Quelle tempête éclata dans cette cervelle de jeune fille douée de tous les instincts d’une honnête femme ? Quel désespoir bouleversa cette âme simple ? Quelles tortures étreignirent cette joie incessante, ce rire charmant, cet exultant bonheur de vivre ? Quel combat se livra dans ce cœur si jeune, jusqu’à l’heure où le dernier invité fut parti ? Voilà ce que Joseph ne pouvait me dire. Mais le soir même, Yveline entra brusquement dans la chambre de sa mère, qui allait se mettre au lit, fit sortir la suivante qui resta derrière la porte, et debout, pâle, les yeux agrandis, elle prononça :

« Maman, voici ce que j’ai entendu tantôt dans le salon. »

Et elle raconta mot pour mot le propos que je vous ai dit.

La comtesse, stupéfaite, ne savait d’abord que répondre. Puis elle nia tout avec énergie, inventa une histoire, jura, prit Dieu à témoin.

La jeune fille se retira éperdue, mais non convaincue. Et elle épia.

Je me rappelle parfaitement le changement étrange qu’elle avait subi. Elle était toujours grave et triste ; et plantait sur nous ses grands yeux fixes comme pour lire au fond de nos âmes. Nous ne savions qu’en penser, et on prétendait qu’elle cherchait un mari, soit définitif, soit passager.

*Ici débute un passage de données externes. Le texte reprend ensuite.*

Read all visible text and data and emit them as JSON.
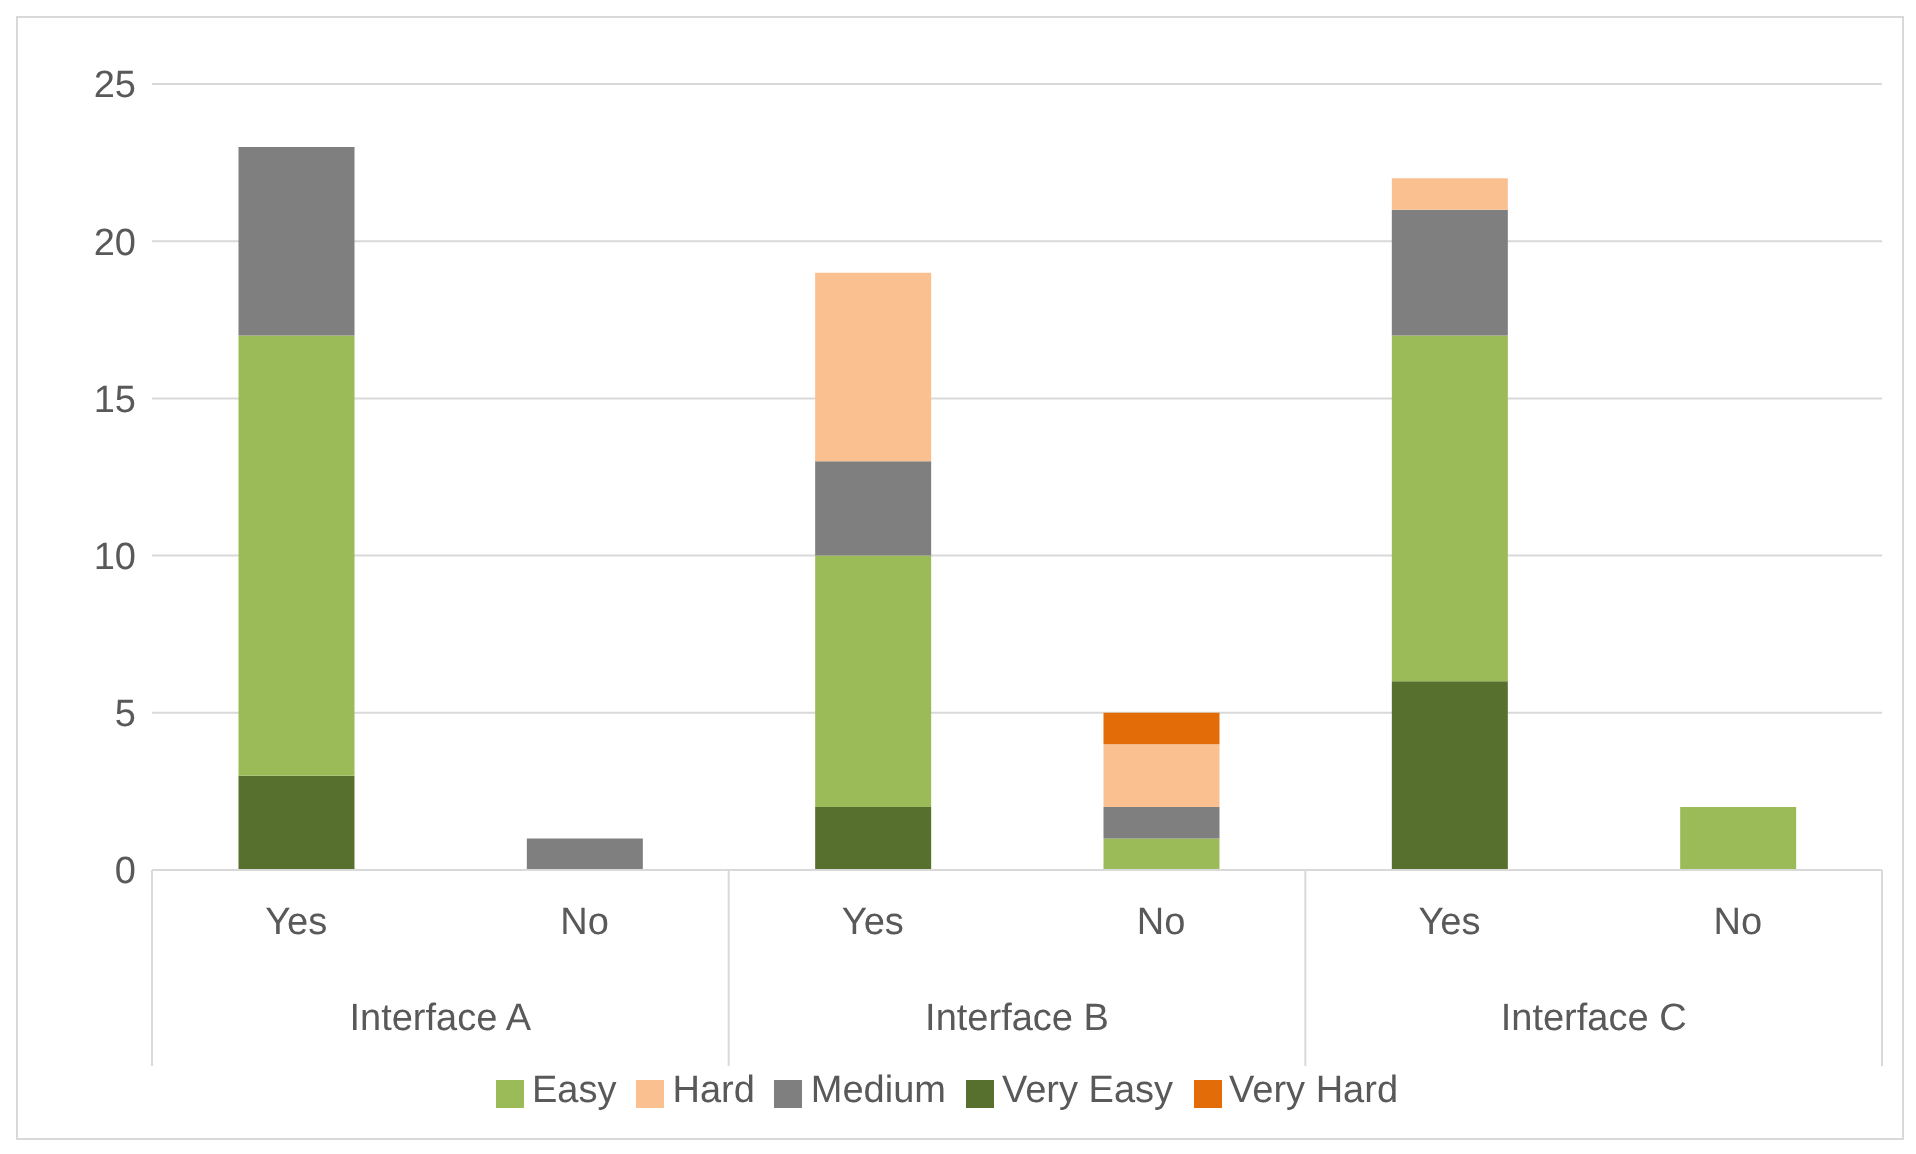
{
  "chart_data": {
    "type": "bar",
    "stacked": true,
    "categories": [
      "Yes",
      "No",
      "Yes",
      "No",
      "Yes",
      "No"
    ],
    "annotations": [
      "Interface A",
      "Interface B",
      "Interface C"
    ],
    "series": [
      {
        "name": "Very Easy",
        "color": "#58702e",
        "values": [
          3,
          0,
          2,
          0,
          6,
          0
        ]
      },
      {
        "name": "Easy",
        "color": "#9bbb59",
        "values": [
          14,
          0,
          8,
          1,
          11,
          2
        ]
      },
      {
        "name": "Medium",
        "color": "#7f7f7f",
        "values": [
          6,
          1,
          3,
          1,
          4,
          0
        ]
      },
      {
        "name": "Hard",
        "color": "#fac090",
        "values": [
          0,
          0,
          6,
          2,
          1,
          0
        ]
      },
      {
        "name": "Very Hard",
        "color": "#e36c09",
        "values": [
          0,
          0,
          0,
          1,
          0,
          0
        ]
      }
    ],
    "ylim": [
      0,
      25
    ],
    "yticks": [
      0,
      5,
      10,
      15,
      20,
      25
    ],
    "grid": "y",
    "legend": "bottom"
  }
}
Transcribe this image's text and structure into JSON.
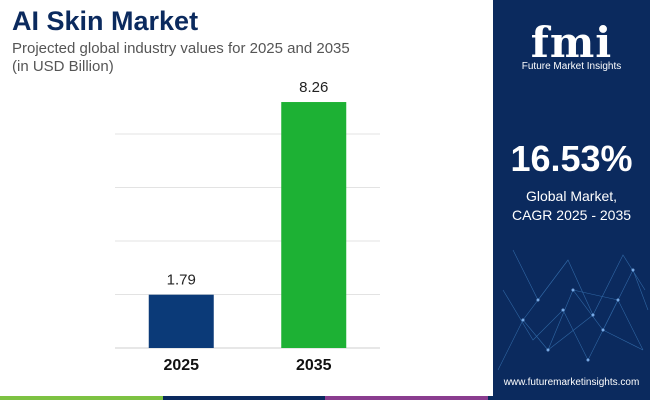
{
  "header": {
    "title": "AI Skin Market",
    "subtitle_line1": "Projected global industry values for 2025 and 2035",
    "subtitle_line2": "(in USD Billion)"
  },
  "chart_data": {
    "type": "bar",
    "categories": [
      "2025",
      "2035"
    ],
    "values": [
      1.79,
      8.26
    ],
    "value_labels": [
      "1.79",
      "8.26"
    ],
    "bar_colors": [
      "#0b3a78",
      "#1db134"
    ],
    "ylim": [
      0,
      9
    ],
    "grid": true,
    "legend": "none"
  },
  "side_panel": {
    "logo_text": "fmi",
    "logo_subtext": "Future Market Insights",
    "cagr_value": "16.53%",
    "cagr_label_line1": "Global Market,",
    "cagr_label_line2": "CAGR 2025 - 2035",
    "website": "www.futuremarketinsights.com"
  },
  "colors": {
    "title": "#0b2a5e",
    "panel_bg": "#0b2a5e",
    "bottom_bar": [
      "#7dc242",
      "#0b2a5e",
      "#8a3d8f",
      "#0b2a5e"
    ]
  }
}
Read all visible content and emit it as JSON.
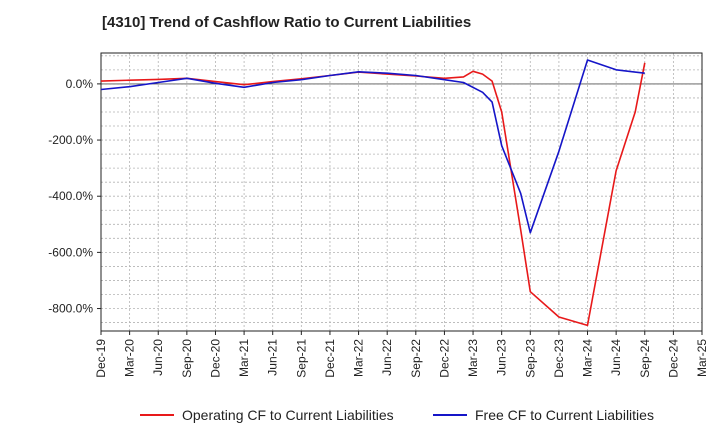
{
  "chart_data": {
    "type": "line",
    "title": "[4310]  Trend of Cashflow Ratio to Current Liabilities",
    "xlabel": "",
    "ylabel": "",
    "x_ticks": [
      "Dec-19",
      "Mar-20",
      "Jun-20",
      "Sep-20",
      "Dec-20",
      "Mar-21",
      "Jun-21",
      "Sep-21",
      "Dec-21",
      "Mar-22",
      "Jun-22",
      "Sep-22",
      "Dec-22",
      "Mar-23",
      "Jun-23",
      "Sep-23",
      "Dec-23",
      "Mar-24",
      "Jun-24",
      "Sep-24",
      "Dec-24",
      "Mar-25"
    ],
    "y_ticks": [
      {
        "value": 0,
        "label": "0.0%"
      },
      {
        "value": -200,
        "label": "-200.0%"
      },
      {
        "value": -400,
        "label": "-400.0%"
      },
      {
        "value": -600,
        "label": "-600.0%"
      },
      {
        "value": -800,
        "label": "-800.0%"
      }
    ],
    "ylim": [
      -880,
      110
    ],
    "grid": true,
    "legend_position": "bottom",
    "series": [
      {
        "name": "Operating CF to Current Liabilities",
        "color": "#e8191a",
        "points": [
          [
            "Dec-19",
            10
          ],
          [
            "Mar-20",
            13
          ],
          [
            "Jun-20",
            16
          ],
          [
            "Sep-20",
            20
          ],
          [
            "Dec-20",
            8
          ],
          [
            "Mar-21",
            -3
          ],
          [
            "Jun-21",
            8
          ],
          [
            "Sep-21",
            18
          ],
          [
            "Dec-21",
            30
          ],
          [
            "Mar-22",
            42
          ],
          [
            "Jun-22",
            35
          ],
          [
            "Sep-22",
            28
          ],
          [
            "Dec-22",
            20
          ],
          [
            "Feb-23",
            25
          ],
          [
            "Mar-23",
            45
          ],
          [
            "Apr-23",
            35
          ],
          [
            "May-23",
            10
          ],
          [
            "Jun-23",
            -100
          ],
          [
            "Aug-23",
            -520
          ],
          [
            "Sep-23",
            -740
          ],
          [
            "Dec-23",
            -830
          ],
          [
            "Mar-24",
            -860
          ],
          [
            "Jun-24",
            -310
          ],
          [
            "Aug-24",
            -100
          ],
          [
            "Sep-24",
            75
          ]
        ]
      },
      {
        "name": "Free CF to Current Liabilities",
        "color": "#1515c8",
        "points": [
          [
            "Dec-19",
            -20
          ],
          [
            "Mar-20",
            -10
          ],
          [
            "Jun-20",
            5
          ],
          [
            "Sep-20",
            20
          ],
          [
            "Dec-20",
            2
          ],
          [
            "Mar-21",
            -12
          ],
          [
            "Jun-21",
            5
          ],
          [
            "Sep-21",
            15
          ],
          [
            "Dec-21",
            30
          ],
          [
            "Mar-22",
            43
          ],
          [
            "Jun-22",
            38
          ],
          [
            "Sep-22",
            30
          ],
          [
            "Dec-22",
            15
          ],
          [
            "Feb-23",
            5
          ],
          [
            "Apr-23",
            -30
          ],
          [
            "May-23",
            -65
          ],
          [
            "Jun-23",
            -220
          ],
          [
            "Aug-23",
            -390
          ],
          [
            "Sep-23",
            -530
          ],
          [
            "Dec-23",
            -240
          ],
          [
            "Mar-24",
            85
          ],
          [
            "Jun-24",
            50
          ],
          [
            "Sep-24",
            38
          ]
        ]
      }
    ]
  }
}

Un soir, elle n’eut plus de doute : elle surprit sa mère. Alors froidement, comme un homme d’affaires qui pose les conditions d’un traité, elle dit :

« Voici, maman, ce que j’ai résolu. Nous nous retirerons toutes les deux dans une petite ville ou bien à la campagne ; nous y vivrons sans bruit, comme nous pourrons. Tes bijoux seuls sont une fortune. Si tu trouves à te marier avec quelque honnête homme, tant mieux ; encore plus tant mieux si je trouve aussi. Si tu ne consens pas à cela, je me tuerai. »

Cette fois la comtesse envoya coucher sa fille et lui défendit de jamais recommencer cette leçon, malséante en sa bouche.